江は用心深く湯引きポン酢を食べるや茶々と初にも勧めている。それを横目に五徳は吸物から入った。竹子はお造りに満足気。酒も進み懐妊して酒の席は控えている末について口走る。
「ところで左衛門殿、於末はお腹も大きくなって元気な男の子かも知れませぬなぁ」
「於末には気の毒なれど幸田は幸田でも彦右衛門のとこへ養子に行ってもらわねばのぉ」
「上様、その辺について於末も心得ており、覚悟は出来ております」
五徳はさも当然とばかりに答える。
「彦右衛門殿のところへ養子に行っても屋敷は隣でごさいますからな」
「左衛門の言う通りじゃ。遠方へ行くわけでない。何と言っても同じ幸田だしのぉ。左か右だけの違い(名前のこと)。しかも織田家の家老であり、石高も50万石以上。於末にしても母冥利に尽きるというもの」
「上様、まだ男子と決まったわけでございませぬ。男女問わず安産で健やかに育ってくれるのが一番」
「相変わらずじゃなぁ」
そこへ室女中がキジハタの天ぷらと醤油酒蒸しを運んできた。酒蒸しのほうは酒と味醂を多く使っており、香りが素晴らしい。

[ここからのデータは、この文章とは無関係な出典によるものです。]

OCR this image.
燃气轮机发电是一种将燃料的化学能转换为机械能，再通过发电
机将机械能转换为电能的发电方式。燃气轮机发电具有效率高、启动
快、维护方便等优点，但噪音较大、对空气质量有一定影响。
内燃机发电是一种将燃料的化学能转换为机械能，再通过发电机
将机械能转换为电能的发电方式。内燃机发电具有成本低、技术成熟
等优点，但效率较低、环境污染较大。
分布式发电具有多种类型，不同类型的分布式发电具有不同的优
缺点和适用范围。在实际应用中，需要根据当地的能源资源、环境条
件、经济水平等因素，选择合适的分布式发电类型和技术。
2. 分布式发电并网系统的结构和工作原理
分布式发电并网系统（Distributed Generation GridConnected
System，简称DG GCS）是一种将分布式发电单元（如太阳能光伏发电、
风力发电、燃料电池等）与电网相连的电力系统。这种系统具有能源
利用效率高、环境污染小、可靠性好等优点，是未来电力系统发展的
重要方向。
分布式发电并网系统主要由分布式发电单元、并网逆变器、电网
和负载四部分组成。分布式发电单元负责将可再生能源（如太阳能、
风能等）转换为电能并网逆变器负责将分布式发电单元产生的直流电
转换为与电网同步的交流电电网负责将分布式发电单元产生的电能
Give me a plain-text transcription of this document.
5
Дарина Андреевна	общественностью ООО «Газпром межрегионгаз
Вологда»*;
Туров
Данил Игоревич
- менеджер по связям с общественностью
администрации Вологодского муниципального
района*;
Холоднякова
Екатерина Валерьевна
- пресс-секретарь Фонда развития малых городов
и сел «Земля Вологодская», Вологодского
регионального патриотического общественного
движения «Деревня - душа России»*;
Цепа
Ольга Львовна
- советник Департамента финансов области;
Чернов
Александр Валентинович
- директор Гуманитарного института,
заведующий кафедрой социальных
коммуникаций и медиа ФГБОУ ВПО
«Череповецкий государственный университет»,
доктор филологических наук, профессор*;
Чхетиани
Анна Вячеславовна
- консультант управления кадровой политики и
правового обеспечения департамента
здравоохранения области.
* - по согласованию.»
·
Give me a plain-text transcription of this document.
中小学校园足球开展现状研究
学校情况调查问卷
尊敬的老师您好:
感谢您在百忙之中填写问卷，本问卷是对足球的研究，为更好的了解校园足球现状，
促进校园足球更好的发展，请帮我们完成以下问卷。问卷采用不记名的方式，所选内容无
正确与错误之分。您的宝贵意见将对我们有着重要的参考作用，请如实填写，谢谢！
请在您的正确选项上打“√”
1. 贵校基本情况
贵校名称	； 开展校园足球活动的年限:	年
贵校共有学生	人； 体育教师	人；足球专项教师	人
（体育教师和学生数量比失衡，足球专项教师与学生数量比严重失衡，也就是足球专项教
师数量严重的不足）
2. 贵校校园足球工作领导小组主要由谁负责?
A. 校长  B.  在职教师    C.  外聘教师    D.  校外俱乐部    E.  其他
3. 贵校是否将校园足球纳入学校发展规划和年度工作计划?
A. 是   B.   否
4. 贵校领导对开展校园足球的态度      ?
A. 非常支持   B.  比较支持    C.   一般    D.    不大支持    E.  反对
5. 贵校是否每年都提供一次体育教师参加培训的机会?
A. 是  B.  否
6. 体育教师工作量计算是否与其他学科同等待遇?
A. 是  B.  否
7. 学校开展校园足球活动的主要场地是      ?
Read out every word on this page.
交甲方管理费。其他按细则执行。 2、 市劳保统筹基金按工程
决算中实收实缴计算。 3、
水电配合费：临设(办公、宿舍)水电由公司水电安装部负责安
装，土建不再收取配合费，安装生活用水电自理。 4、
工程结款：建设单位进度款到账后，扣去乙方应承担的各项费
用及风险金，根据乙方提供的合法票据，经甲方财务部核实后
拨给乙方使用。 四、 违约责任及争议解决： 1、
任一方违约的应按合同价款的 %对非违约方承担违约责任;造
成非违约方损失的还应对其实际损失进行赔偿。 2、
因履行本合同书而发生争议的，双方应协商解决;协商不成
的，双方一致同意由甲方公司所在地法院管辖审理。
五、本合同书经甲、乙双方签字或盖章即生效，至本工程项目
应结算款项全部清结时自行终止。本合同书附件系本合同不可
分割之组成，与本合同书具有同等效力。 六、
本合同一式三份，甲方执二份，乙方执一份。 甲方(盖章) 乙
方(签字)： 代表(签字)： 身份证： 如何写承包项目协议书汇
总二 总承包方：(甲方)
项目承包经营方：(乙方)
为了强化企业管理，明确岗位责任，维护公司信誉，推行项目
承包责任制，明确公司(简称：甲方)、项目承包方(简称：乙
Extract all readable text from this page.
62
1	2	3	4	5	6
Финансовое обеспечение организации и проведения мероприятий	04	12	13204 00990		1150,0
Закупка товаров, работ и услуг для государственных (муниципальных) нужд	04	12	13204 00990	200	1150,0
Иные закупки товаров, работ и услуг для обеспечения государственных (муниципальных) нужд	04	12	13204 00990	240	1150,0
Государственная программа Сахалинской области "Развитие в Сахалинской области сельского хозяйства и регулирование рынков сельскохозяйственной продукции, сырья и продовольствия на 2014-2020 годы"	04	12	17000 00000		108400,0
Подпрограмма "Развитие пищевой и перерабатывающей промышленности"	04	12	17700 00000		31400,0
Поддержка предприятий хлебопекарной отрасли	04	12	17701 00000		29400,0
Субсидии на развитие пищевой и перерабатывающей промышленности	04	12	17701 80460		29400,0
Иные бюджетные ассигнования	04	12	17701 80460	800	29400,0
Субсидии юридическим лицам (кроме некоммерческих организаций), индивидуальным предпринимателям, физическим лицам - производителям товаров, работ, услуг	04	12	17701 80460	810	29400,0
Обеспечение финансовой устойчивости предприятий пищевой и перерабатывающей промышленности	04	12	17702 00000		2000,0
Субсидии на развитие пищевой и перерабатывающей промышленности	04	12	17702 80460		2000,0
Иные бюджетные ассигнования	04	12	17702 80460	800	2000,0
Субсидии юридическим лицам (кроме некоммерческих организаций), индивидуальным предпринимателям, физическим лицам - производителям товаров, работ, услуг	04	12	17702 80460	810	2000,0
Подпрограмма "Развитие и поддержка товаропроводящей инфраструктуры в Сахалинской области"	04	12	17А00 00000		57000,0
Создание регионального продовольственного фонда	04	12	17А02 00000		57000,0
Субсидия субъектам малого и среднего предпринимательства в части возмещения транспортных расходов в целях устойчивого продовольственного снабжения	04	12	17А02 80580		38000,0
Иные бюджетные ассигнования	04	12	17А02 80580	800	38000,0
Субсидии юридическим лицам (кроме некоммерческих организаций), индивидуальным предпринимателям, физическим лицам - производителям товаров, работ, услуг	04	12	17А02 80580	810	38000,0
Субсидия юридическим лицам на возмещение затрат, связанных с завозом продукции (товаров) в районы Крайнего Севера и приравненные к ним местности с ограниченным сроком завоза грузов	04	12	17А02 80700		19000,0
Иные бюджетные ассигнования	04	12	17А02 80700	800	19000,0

「この酒蒸しはまさしく美味。左衛門殿の屋敷で様々な魚の煮付けを頂きましたが、格別の味わい」
広之自身、キジハタの醤油酒蒸しは大好物である。キジハタに限っていえば竹子が言うようにそのへんの煮魚よりはうまい。
2年物の焼酎に味醂、醤油少し、豆鼓醤、胡麻油、青唐辛子油、大量の九条葱、生姜などで蒸した。
広之は酒(いわゆる日本酒)から焼酎に切り替える。一同も真似して焼酎にした。
「おう、これは香りも良いが、味も複雑じゃのう」
信孝も喜んでいる。そして最後に囲炉裏で鍋の用意がされた。キジハタのしゃぶしゃぶである。お初が付きっきりで湯がいては次々に取皿へよそう。
これには一同笑いながら楽しそうだ。こうして、キジハタ尽くしの宴は賑やかに続いた。